Junichiro Tanizaki, In Praise of Shadows.
4. Jihanki
Japan has more than five million vending machines, the highest number per capita in the world. The Japanese word for them is “jihanki,” which makes me think of hanky-panky, so you know where my mind is whenever I encounter one in the wild. I could write an article about the culture of these machines, their design, the people that keep them filled, the choices they offer, and their sometimes truly mysterious position in the landscape.
5. The Dust of this World
I like to wash,
by way of experiment,
the dust of this world
in the droplets of dew.
Bashō, The Narrow Road to the Deep North
6. Like a Buddha
The pink slide sits under the evening sky like a Buddha, contemplating life for us all.
7. Resilience
Sometimes Japan seems more than ready to change itself on the surface precisely so that it will never have to change deep down.
Pico Iyer in A Beginner’s Guide to Japan.
8. The Threat of the Ocean
“A frog in a well does not know the great ocean,” goes a Japanese proverb. But the Japanese in their island nation know the threat of the ocean all too well.
9. The Harm of Nothing
Everything seems coded in Japan, either on purpose or because things get lost in translation. I don’t really understand their colors, their manners, their poetry, yet I sense a truth in it all that calms me. Imagine living in a world where a soup description translates as “The Harm of Nothing.”
10. Never Alone
In the company of summer and rustling leaves, we are never alone.
11. With an Eye on Eternity
Japan is a union of the traditional and the current, the conservative and the hedonistic. Here, we can fall down a water slide with an eye on eternity, a small island shrine. All fears and joys rise within this perspective.
12. Circle
On the raked gravel, someone has drawn a circle with their heel, wanting perhaps, like me, to stay here forever.
13. Wave Breaker
The sky was incredibly far away, and beautiful enough to make a person wonder why our hearts are never so free.
Banana Yoshimoto, The Lake.
If you enjoyed this post, please check out our other collaborative essay:
Desk Journey aka Book Recommendation
Last week, I finished the gorgeous novel Territory of Light by Yuko Tsushima, first published in Japan as a series of stories (1978-1979).

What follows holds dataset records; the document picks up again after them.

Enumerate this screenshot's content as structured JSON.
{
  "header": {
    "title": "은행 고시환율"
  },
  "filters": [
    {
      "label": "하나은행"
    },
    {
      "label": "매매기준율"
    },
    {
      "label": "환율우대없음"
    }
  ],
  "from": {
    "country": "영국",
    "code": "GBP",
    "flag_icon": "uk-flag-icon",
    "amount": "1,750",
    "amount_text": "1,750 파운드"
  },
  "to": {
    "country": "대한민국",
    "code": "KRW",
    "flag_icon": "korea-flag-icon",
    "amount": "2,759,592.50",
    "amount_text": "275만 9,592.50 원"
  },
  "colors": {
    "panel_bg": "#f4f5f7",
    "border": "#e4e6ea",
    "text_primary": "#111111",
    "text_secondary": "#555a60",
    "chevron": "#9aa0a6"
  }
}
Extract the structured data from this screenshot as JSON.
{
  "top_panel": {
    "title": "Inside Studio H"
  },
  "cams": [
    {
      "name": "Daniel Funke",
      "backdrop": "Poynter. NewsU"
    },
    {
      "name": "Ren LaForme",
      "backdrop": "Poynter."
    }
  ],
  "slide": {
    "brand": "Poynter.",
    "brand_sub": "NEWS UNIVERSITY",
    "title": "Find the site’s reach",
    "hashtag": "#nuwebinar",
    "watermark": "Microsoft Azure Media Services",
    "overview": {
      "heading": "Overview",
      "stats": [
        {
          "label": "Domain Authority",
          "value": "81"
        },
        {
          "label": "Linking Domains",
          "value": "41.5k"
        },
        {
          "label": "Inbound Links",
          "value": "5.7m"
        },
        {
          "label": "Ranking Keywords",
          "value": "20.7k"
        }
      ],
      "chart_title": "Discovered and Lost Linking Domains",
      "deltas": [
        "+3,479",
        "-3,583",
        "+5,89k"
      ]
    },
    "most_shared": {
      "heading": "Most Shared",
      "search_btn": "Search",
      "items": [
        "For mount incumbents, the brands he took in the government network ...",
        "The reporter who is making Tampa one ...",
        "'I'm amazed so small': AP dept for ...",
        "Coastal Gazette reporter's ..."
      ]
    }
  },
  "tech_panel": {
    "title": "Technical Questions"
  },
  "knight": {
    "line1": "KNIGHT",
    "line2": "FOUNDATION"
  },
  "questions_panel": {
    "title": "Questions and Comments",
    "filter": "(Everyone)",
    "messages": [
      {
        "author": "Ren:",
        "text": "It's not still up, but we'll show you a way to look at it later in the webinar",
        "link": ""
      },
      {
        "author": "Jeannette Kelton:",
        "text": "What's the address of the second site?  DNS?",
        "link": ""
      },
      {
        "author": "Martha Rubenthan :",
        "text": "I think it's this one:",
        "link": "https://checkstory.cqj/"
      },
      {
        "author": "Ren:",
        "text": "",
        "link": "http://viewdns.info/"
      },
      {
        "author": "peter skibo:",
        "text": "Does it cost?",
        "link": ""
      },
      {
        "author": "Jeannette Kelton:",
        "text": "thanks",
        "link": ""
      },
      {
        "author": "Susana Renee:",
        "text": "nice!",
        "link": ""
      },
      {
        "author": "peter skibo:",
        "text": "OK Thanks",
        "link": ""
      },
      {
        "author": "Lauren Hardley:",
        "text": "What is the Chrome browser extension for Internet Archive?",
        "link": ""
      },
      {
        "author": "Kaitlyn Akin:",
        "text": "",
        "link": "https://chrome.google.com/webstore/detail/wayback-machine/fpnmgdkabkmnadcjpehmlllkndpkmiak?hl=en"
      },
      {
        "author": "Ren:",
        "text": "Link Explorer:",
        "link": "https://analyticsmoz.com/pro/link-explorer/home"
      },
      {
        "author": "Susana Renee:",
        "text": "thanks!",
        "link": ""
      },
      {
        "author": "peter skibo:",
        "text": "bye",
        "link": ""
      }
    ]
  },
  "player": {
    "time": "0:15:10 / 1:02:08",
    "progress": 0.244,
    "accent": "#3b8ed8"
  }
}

A young woman, separated from her husband, starts a new life with her 3-year old daughter in an apartment brimming with light. But the light cannot keep the darkness of self-reproach and insecurity out.
Did she leave her unsupportive and cheating husband or did he leave her? The protagonist isn’t entirely sure. What she does know is that single parenthood is hard and made harder by the social stigmas attached to her status.
I was captivated by the gentle, careful voice of this novel and its powerful breaks in chronology. It created a dreamlike world. We can trust the narrator—she tells us the bad and the good about herself—yet we often find out much later than she does where the trouble actually began. We see her transform from a mother whose flaws make her feel guilty into a more hopeful person who understands that neither she nor her daughter need to be perfect to be loved.
Territory of Light, by Yuko Tsushima, translated by Geraldine Harcourt (Picador, 2020).
Time to Say Goodbye
Leaving Japan makes me sad. I want to submerge myself in this beauty and unfamiliarity, swim with my eyes wide open beneath the surface. But Japan, too, is a transient place for us.
Perhaps I shouldn’t let it bother me that our stay here seems too short. Is a haiku less of a poem because it’s short? Or does its brevity give every word a greater density and weight? What’s important is that I was here.
All my best,
Claire
P.S. If you’re thinking, “Your last travelogue was #21 and this is #17, is she losing her mind?” My answer is: Don’t worry, I can still count. In fact, I can count in Japanese, which truly feels like a magic trick. But I’m reorganizing my newsletter and made some new categories. The count will go up again from here on out.
Wonderful photos, and thought provoking, thank you! Never been to Japan but this makes me want to visit.
Adore the mystery, subtlety, beauty of Japan. Thank you for this visual post, reminding me to return there some day.